Example invocations on GNU/Linux or Mac OS X:
  vksensecam-getphotos.py -f /path/to/sensorfile --simulate
             ... please use this if unsure!
  vksensecam-getphotos.py -f /path/to/sensorfile
             ... this is all you need when everything is set up

If unsure, please use the simulate option!
Basic configuration is done in the first section of the script.

  :copyright:  (c) 2012 by Karl Voit <[email protected]>
  :license:    GPL v2 or any later version
  :bugreports: <[email protected]>


Options:
  -h, --help            show this help message and exit
  -f PATH, --folder=PATH
                        (optional) override default folder for SENSOR.CSV
                        which is "/media/A295-005B/DATA"
  -v, --verbose         enable verbose mode
  -q, --quiet           do not output anything but just errors on console
  -s, --simulate        do not change any file on disk, just report what would
                        happen
  --version             display version and exit

Bonus-Tools

vksensecam-ls.sh

The short shell script lists the files which are “interesting” to the user:

  • images that were taken because of pressing the “take a photo”-button
  • images that were renamed from their original file name

This gives a quick overview over a set of SenseCam images if the user has already screened the images and renamed important image files.

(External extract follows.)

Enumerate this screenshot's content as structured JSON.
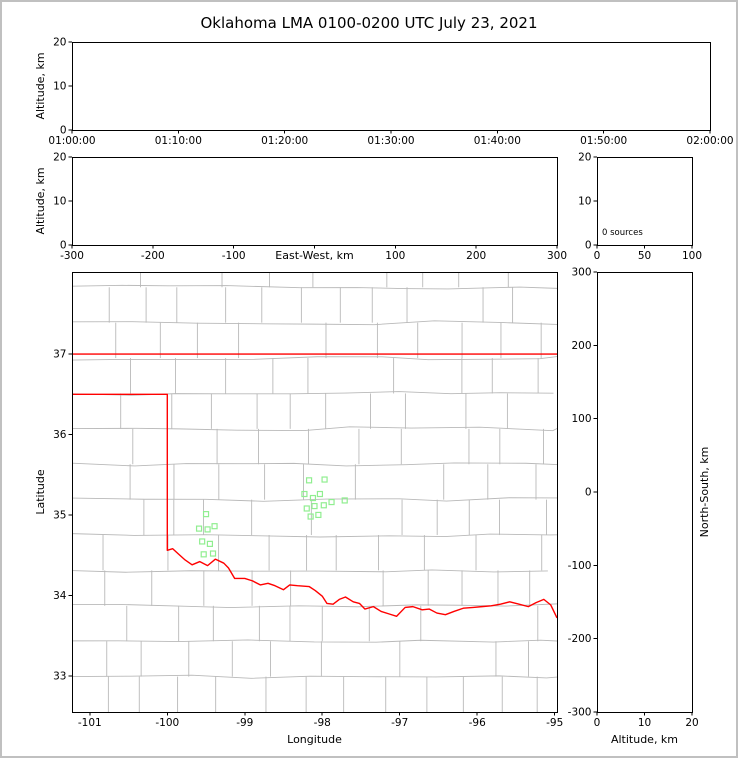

vksensecam-openmanualfotos.sh

This sort shell script uses a command called “open” (exists on Mac OS X and can easily be done for GNU/Linux) to open all images that were invoked manually. If you close the image viewer, the next one opens.

This is very handy to quickly find and rename images which were shot on purpose - using the button.

Background Information

License

This documentation is licensed under a Creative Commons Attribution-NonCommercial-ShareAlike 3.0 Unported License.

The script file is licenced under GPL v3 or newer.